O novo onboarding digital é parte das medidas do banco para contornar os problemas causados pela pandemia, visando digitalizar mais o atendimento, ao mesmo tempo em que tecnologias de automação da análise de risco ajudam a prevenir fraudes.

“Nossa prioridade é fortalecer a atração e ampliar as capacidades de crosselling e upselling de produtos financeiros, através de uma experiência digital segura para os clientes e para o banco”, afirma Osvaldo Lobo Pires, diretor de Crédito do Banrisul.

A tecnologia da Flexdoc faz a extração das informações captadas pela câmera dos celulares dos clientes do banco, fazendo a checagem de padrões gráficos de documentos com bibliotecas históricas. 

Da mesma forma, os selfies dos clientes são processados por algoritmos biométricos aplicados sobre as imagens para comparar fotos instantâneas do usuário com aquelas usadas em CNH, RG, arquivos públicos e até mesmo em perfis de redes sociais associados ao indivíduo (o banco da Flexdoc tem 50 milhões de rostos).

O app Banrisul Digital passou a explorar também a conferência óptica de assinaturas e a confrontação de dados dos registros com fontes como cartórios, cadastros de pagadores, comércio, polícia e outros. 

Ao todo, o Banrisul investiu R$ 336,9 milhões em modernização tecnológica em 2020, que inclui a transformação digital, ampliação da infraestrutura de TI e segurança da informação

“Nossa experiência de projeto com o Banrisul revelou uma estrutura de varejo bancário sólida e um legado de atendimento compatível com as operações mais rápidas, seguras e de baixo atrito do país”, comenta Eduardo Borém, diretor de negócios da Flexdoc. 

Onboarding digital em bancos é um assunto complicado, porque os clientes têm expectativas de velocidade equivalentes à experiência de uso de outros aplicativos com missões muito menos críticas.

Assim, é fácil decepcionar. Foi o que mostrou um estudo de 2019 feito pela Idwall, especializada em checagem de documentos, em parceria com a Cantarino Brasileiro, uma consultoria de marketing para o setor financeiro, visando avaliar principalmente a experiência do usuário no cadastro dos aplicativos.

Foram avaliados 10 principais bancos digitais em operação no país, dos quais seis (Agibank, BMG, Digio, Next, Nubank e Woop) tiveram uma avaliação “ruim” para mais da metade dos pesquisados. 

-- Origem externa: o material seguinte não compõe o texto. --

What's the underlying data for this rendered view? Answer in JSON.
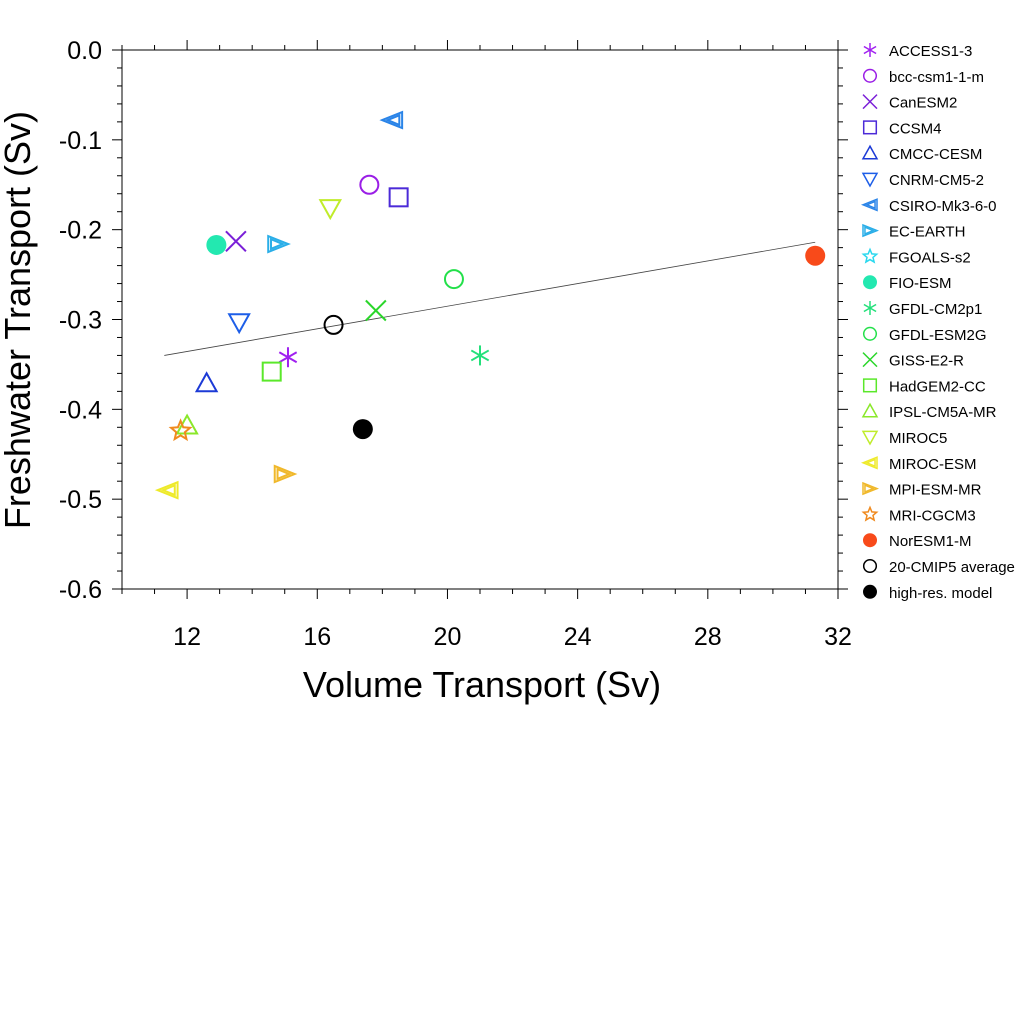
{
  "chart_data": {
    "type": "scatter",
    "title": "",
    "xlabel": "Volume Transport (Sv)",
    "ylabel": "Freshwater Transport (Sv)",
    "xlim": [
      10,
      32
    ],
    "ylim": [
      -0.6,
      0.0
    ],
    "xticks": [
      12,
      16,
      20,
      24,
      28,
      32
    ],
    "xtick_labels": [
      "12",
      "16",
      "20",
      "24",
      "28",
      "32"
    ],
    "yticks": [
      0.0,
      -0.1,
      -0.2,
      -0.3,
      -0.4,
      -0.5,
      -0.6
    ],
    "ytick_labels": [
      "0.0",
      "-0.1",
      "-0.2",
      "-0.3",
      "-0.4",
      "-0.5",
      "-0.6"
    ],
    "grid": false,
    "legend_position": "right",
    "regression_line": {
      "x": [
        11.3,
        31.3
      ],
      "y": [
        -0.34,
        -0.214
      ]
    },
    "series": [
      {
        "name": "ACCESS1-3",
        "x": 15.1,
        "y": -0.342,
        "marker": "asterisk",
        "color": "#a020f0"
      },
      {
        "name": "bcc-csm1-1-m",
        "x": 17.6,
        "y": -0.15,
        "marker": "circle",
        "color": "#9a1ee6"
      },
      {
        "name": "CanESM2",
        "x": 13.5,
        "y": -0.213,
        "marker": "x",
        "color": "#7a1fd8"
      },
      {
        "name": "CCSM4",
        "x": 18.5,
        "y": -0.164,
        "marker": "square",
        "color": "#4b2ad8"
      },
      {
        "name": "CMCC-CESM",
        "x": 12.6,
        "y": -0.371,
        "marker": "triangle-up",
        "color": "#1c3ad6"
      },
      {
        "name": "CNRM-CM5-2",
        "x": 13.6,
        "y": -0.303,
        "marker": "triangle-down",
        "color": "#1d5ee8"
      },
      {
        "name": "CSIRO-Mk3-6-0",
        "x": 18.3,
        "y": -0.078,
        "marker": "triangle-left",
        "color": "#2a84e8"
      },
      {
        "name": "EC-EARTH",
        "x": 14.8,
        "y": -0.216,
        "marker": "triangle-right",
        "color": "#2aaee8"
      },
      {
        "name": "FGOALS-s2",
        "x": null,
        "y": null,
        "marker": "star",
        "color": "#29d8ee"
      },
      {
        "name": "FIO-ESM",
        "x": 12.9,
        "y": -0.217,
        "marker": "filled-circle",
        "color": "#23e8b0"
      },
      {
        "name": "GFDL-CM2p1",
        "x": 21.0,
        "y": -0.34,
        "marker": "asterisk",
        "color": "#23e07a"
      },
      {
        "name": "GFDL-ESM2G",
        "x": 20.2,
        "y": -0.255,
        "marker": "circle",
        "color": "#23e04a"
      },
      {
        "name": "GISS-E2-R",
        "x": 17.8,
        "y": -0.29,
        "marker": "x",
        "color": "#2ad62a"
      },
      {
        "name": "HadGEM2-CC",
        "x": 14.6,
        "y": -0.358,
        "marker": "square",
        "color": "#5ae82a"
      },
      {
        "name": "IPSL-CM5A-MR",
        "x": 12.0,
        "y": -0.418,
        "marker": "triangle-up",
        "color": "#8ae82a"
      },
      {
        "name": "MIROC5",
        "x": 16.4,
        "y": -0.176,
        "marker": "triangle-down",
        "color": "#c0ec2a"
      },
      {
        "name": "MIROC-ESM",
        "x": 11.4,
        "y": -0.49,
        "marker": "triangle-left",
        "color": "#eeea2a"
      },
      {
        "name": "MPI-ESM-MR",
        "x": 15.0,
        "y": -0.472,
        "marker": "triangle-right",
        "color": "#f0b82a"
      },
      {
        "name": "MRI-CGCM3",
        "x": 11.8,
        "y": -0.424,
        "marker": "star",
        "color": "#f08a1f"
      },
      {
        "name": "NorESM1-M",
        "x": 31.3,
        "y": -0.229,
        "marker": "filled-circle",
        "color": "#f84a1a"
      },
      {
        "name": "20-CMIP5 average",
        "x": 16.5,
        "y": -0.306,
        "marker": "circle",
        "color": "#000000"
      },
      {
        "name": "high-res. model",
        "x": 17.4,
        "y": -0.422,
        "marker": "filled-circle",
        "color": "#000000"
      }
    ]
  }
}
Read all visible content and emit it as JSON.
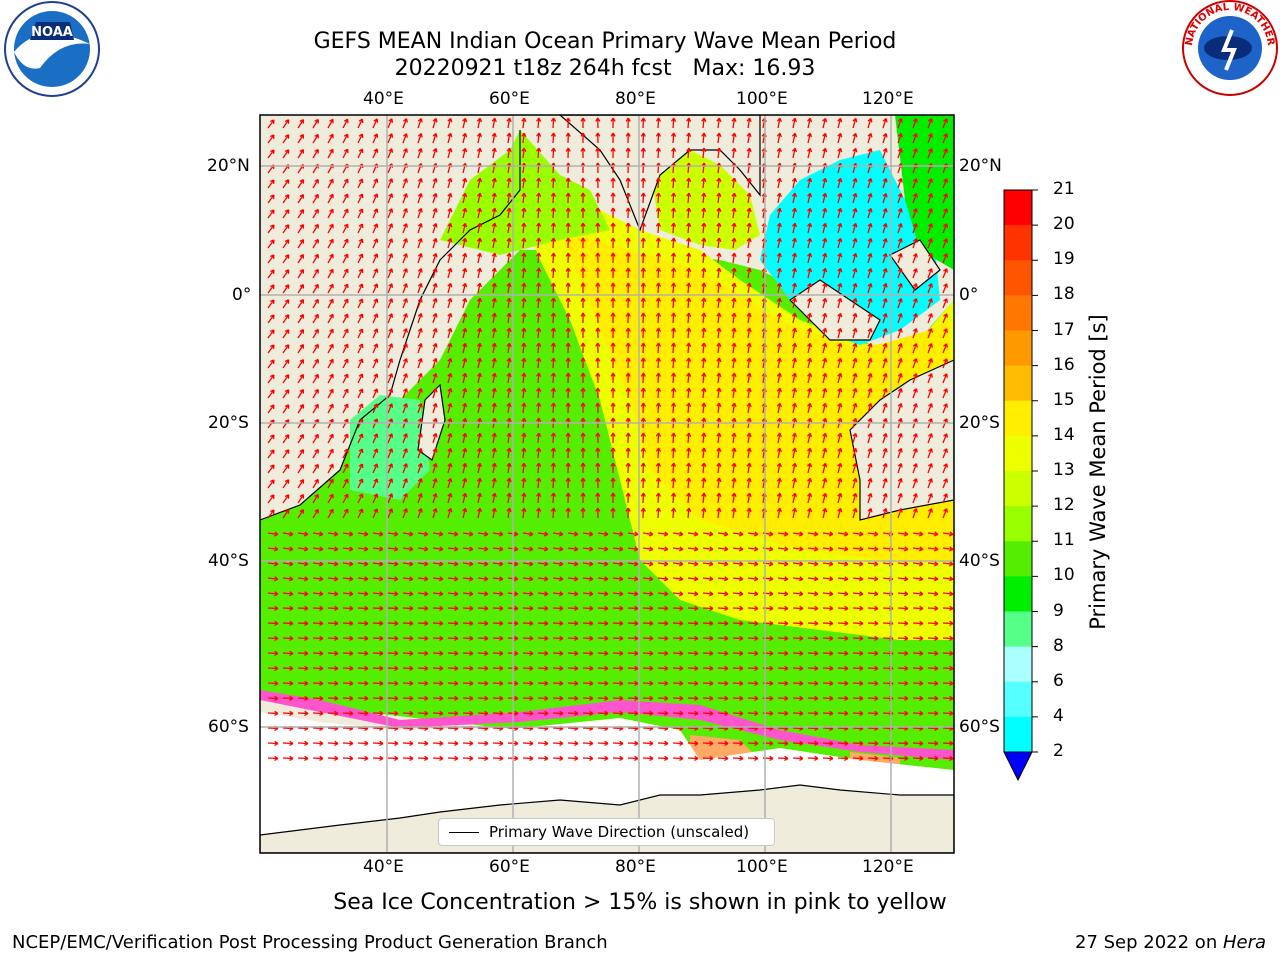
{
  "title": {
    "line1": "GEFS MEAN Indian Ocean Primary Wave Mean Period",
    "line2": "20220921 t18z 264h fcst   Max: 16.93"
  },
  "axes": {
    "lon_top": [
      "40°E",
      "60°E",
      "80°E",
      "100°E",
      "120°E"
    ],
    "lon_bottom": [
      "40°E",
      "60°E",
      "80°E",
      "100°E",
      "120°E"
    ],
    "lat_left": [
      "20°N",
      "0°",
      "20°S",
      "40°S",
      "60°S"
    ],
    "lat_right": [
      "20°N",
      "0°",
      "20°S",
      "40°S",
      "60°S"
    ]
  },
  "colorbar": {
    "label": "Primary Wave Mean Period [s]",
    "ticks": [
      "21",
      "20",
      "19",
      "18",
      "17",
      "16",
      "15",
      "14",
      "13",
      "12",
      "11",
      "10",
      "9",
      "8",
      "6",
      "4",
      "2"
    ],
    "colors": [
      "#ff0000",
      "#ff3300",
      "#ff5500",
      "#ff7700",
      "#ff9900",
      "#ffbb00",
      "#ffee00",
      "#eeff00",
      "#ccff00",
      "#99ff00",
      "#55ee00",
      "#00ee00",
      "#55ff88",
      "#aaffff",
      "#55ffff",
      "#00ffff",
      "#00aaff",
      "#0000ff"
    ]
  },
  "legend": {
    "label": "Primary Wave Direction (unscaled)"
  },
  "note": "Sea Ice Concentration > 15% is shown in pink to yellow",
  "footer": {
    "left": "NCEP/EMC/Verification Post Processing Product Generation Branch",
    "right_date": "27 Sep 2022 on ",
    "right_host": "Hera"
  },
  "logos": {
    "noaa": "NOAA",
    "nws": "NATIONAL WEATHER SERVICE"
  },
  "colors": {
    "land": "#efecdc",
    "arrow": "#ff0000",
    "grid": "#b0b0b0"
  }
}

Sediada em Brasília, a Flexdoc atua no mercado de processamento de transações por imagem desde 2003, muito antes da grande onda dos bancos digitais, um fenômeno dos últimos anos.

Hoje, a plataforma bancária da Flexdoc realiza 300 mil aberturas, conferência e autenticação de contas digitais por dia, a serviço dos “maiores bancos brasileiros”. A empresa também atua em setores como seguros, saúde, varejo e governos.